An active drainer campaign has emerged on Arbitrum, targeting Aave V3 users who supply WETH by exploiting the current freeze on the rsETH/WETH reserve. On April 21, a sophisticated phishing attack drained approximately $23,373 in aArbWETH from a single victim wallet, with on-chain evidence suggesting this represents part of a larger, coordinated operation rather than an isolated incident. The attack itself did not exploit any vulnerability in Aave's core contracts—instead, attackers leveraged a classic off-chain signature exploit to gain unauthorized access to user funds.
The mechanics of this campaign reveal a textbook modern phishing vector. Victims were tricked into signing what appeared to be routine transaction permits—likely leveraging either the Permit2 standard or the older EIP-2612 specification—which granted a malicious contract approval to transfer aArbWETH holdings directly from their wallets. Once signed, the attacker's contract executed the transfer without requiring further user interaction or confirmation. The drainer contract then immediately split stolen assets between two addresses in a consistent 15/85 ratio, a pattern synonymous with drainer-as-a-service kits like Inferno Drainer, Angel Drainer, and Pink Drainer. This distribution split typically allocates the smaller portion to the kit developer and the larger share to the operator, suggesting a commoditized attack infrastructure rather than ad-hoc theft.

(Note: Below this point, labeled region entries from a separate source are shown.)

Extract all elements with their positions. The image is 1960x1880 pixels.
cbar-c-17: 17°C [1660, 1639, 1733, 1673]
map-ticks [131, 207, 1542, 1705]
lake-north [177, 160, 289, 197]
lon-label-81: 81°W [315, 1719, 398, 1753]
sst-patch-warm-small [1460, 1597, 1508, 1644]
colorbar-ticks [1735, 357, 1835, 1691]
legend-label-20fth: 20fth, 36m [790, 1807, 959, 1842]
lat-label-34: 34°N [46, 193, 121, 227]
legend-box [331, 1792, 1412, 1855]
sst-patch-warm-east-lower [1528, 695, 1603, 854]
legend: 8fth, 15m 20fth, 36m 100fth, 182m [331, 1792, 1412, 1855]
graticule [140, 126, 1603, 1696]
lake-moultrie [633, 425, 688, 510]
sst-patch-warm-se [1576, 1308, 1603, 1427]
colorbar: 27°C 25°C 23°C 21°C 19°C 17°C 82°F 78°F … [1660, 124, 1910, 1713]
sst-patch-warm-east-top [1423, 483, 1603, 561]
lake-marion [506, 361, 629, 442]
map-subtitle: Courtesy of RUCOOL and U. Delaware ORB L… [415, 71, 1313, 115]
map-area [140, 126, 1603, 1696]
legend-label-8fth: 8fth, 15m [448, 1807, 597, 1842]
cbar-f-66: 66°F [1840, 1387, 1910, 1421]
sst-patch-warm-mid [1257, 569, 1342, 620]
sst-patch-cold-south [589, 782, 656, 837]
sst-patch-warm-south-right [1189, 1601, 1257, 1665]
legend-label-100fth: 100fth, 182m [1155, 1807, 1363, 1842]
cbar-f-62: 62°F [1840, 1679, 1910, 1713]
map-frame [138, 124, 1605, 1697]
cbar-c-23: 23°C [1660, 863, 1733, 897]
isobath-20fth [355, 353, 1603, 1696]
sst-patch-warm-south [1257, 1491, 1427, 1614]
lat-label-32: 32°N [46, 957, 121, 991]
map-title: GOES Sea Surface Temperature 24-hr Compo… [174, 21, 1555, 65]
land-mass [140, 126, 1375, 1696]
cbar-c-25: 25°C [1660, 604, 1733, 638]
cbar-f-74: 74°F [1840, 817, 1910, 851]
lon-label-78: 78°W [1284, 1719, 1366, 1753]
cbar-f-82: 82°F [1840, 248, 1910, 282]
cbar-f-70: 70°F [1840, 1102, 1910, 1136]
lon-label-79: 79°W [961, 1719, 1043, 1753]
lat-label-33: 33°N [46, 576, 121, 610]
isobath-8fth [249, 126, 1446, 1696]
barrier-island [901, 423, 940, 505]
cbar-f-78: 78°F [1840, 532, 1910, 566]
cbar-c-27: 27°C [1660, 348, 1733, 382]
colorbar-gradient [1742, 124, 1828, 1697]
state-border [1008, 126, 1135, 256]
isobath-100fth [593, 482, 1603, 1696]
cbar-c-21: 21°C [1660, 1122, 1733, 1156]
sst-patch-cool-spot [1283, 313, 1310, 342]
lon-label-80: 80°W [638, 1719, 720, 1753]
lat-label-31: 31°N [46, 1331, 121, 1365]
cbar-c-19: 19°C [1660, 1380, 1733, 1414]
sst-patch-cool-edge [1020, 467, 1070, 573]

What makes this campaign particularly cunning is its timing relative to the WETH freeze. By targeting suppliers during a period of heightened uncertainty around the reserve's status, attackers capitalized on widespread attention and anxiety within the community. The stolen aArbWETH cannot currently be redeemed for WETH due to the Protocol Guardian's freeze on the Arbitrum WETH reserve, effectively trapping the attacker's proceeds—at least temporarily. This constraint may have been deliberate on the attacker's part, banking on eventual reserve unfreezing to liquidate holdings, or it may simply reflect opportunistic timing. Either way, the frozen state creates a visible, traceable window for security teams and community members to identify other potential victims and coordinate defensive responses.
The broader lesson here extends beyond this single incident. Sophisticated phishing campaigns no longer require protocol flaws; they exploit user behavior, regulatory uncertainty, and the friction inherent in Web3's cryptographic approval model. Aave users should verify that they have not approved unfamiliar contracts via Etherscan or Revoke.cash, and the community should remain vigilant as drainer-as-a-service tools continue to evolve their social engineering tactics. Whether the Protocol Guardian unfreezes the WETH reserve will likely determine whether these attackers can successfully exit their positions.